Tatsächlich waren es die 22 Windmühlen, die der Straße ihren Namen gaben und sie zum größten Mühlenstandort Berlins machten. Begonnen hatte es 1809 mit einer Holländermühle an der Ecke Gerichtsstraße. Durch Wohnbauten wurden die Mühlen im Laufe der Jahrzehnte verdrängt. Und durch Industrie, wie beispielsweise 1858 durch die chemische Fabrik Schering. Die letzte Mühle stellte 1880 ihren Betrieb ein.

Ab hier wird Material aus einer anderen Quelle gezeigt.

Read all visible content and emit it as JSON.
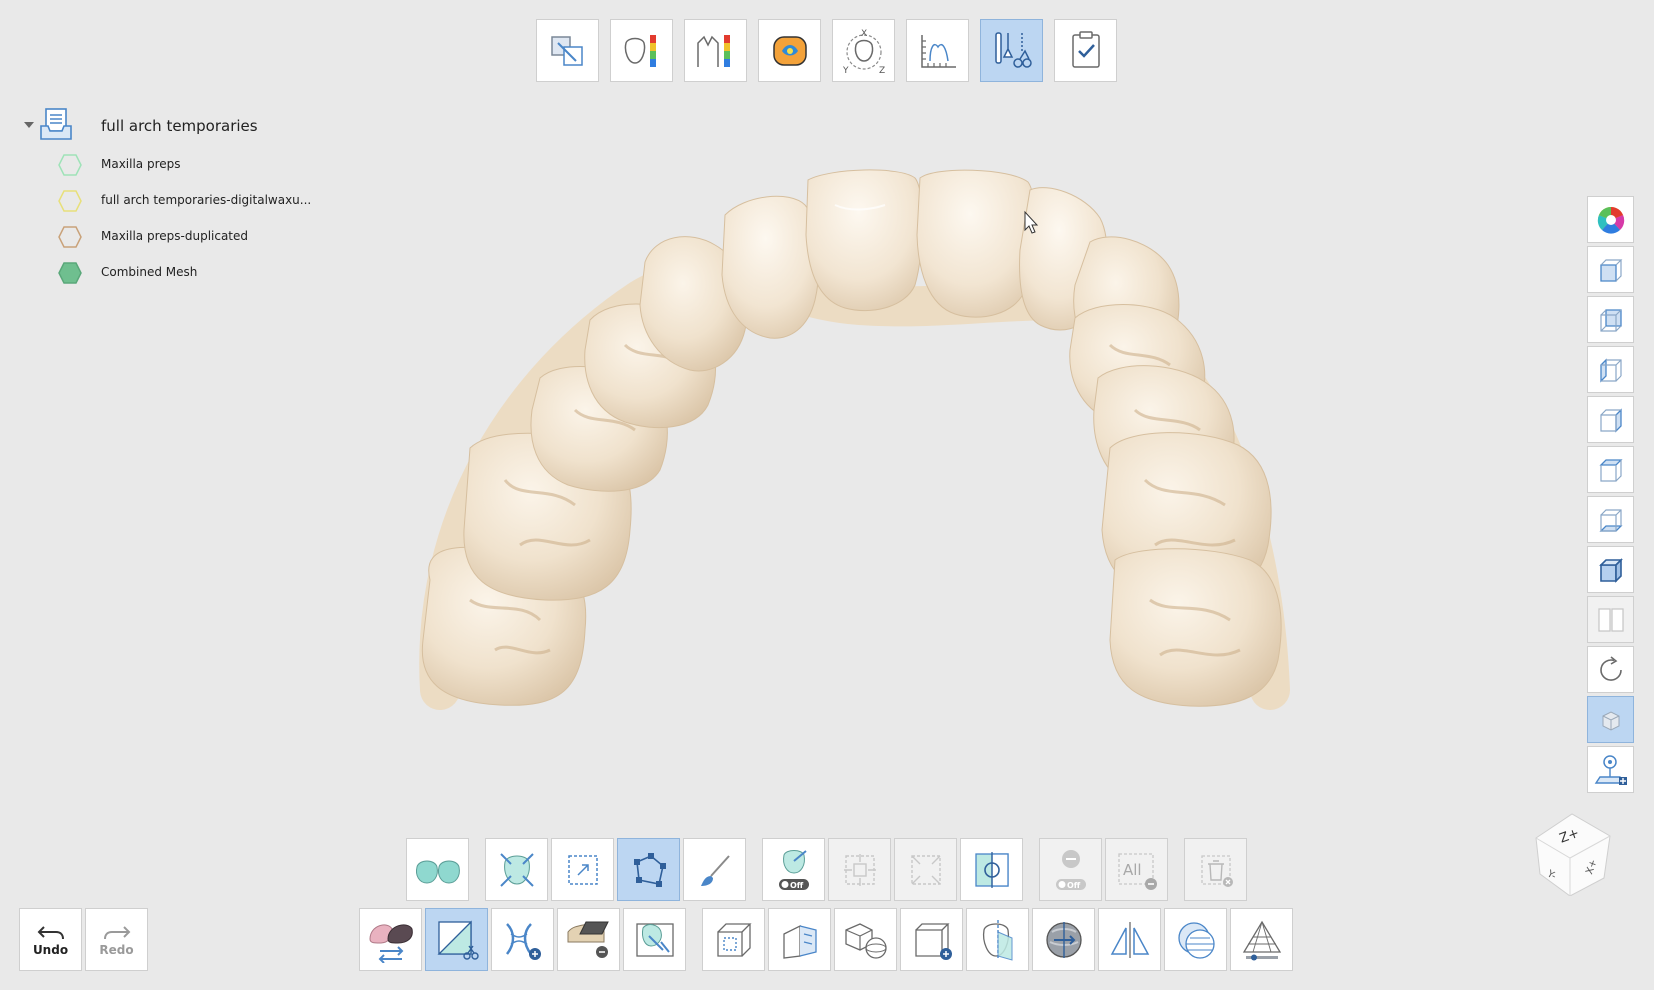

Radialstraße Vom Halleschen Ufer bis zur nördlichen Straßengrenze zum Barnim führt eine Radialstraße durch die halbe Stadt. Eine Radialstraße "macht die Großstadt erst zur Großstadt". Sie durchquert das Stadtgebiet von der Innenstadt bis zu den Vorstädten. An den Zentren der Ortsteile zeigt sie, wie vielfältig die Stadt ist, sie wird so zur "Bühne großstädtischen Lebens".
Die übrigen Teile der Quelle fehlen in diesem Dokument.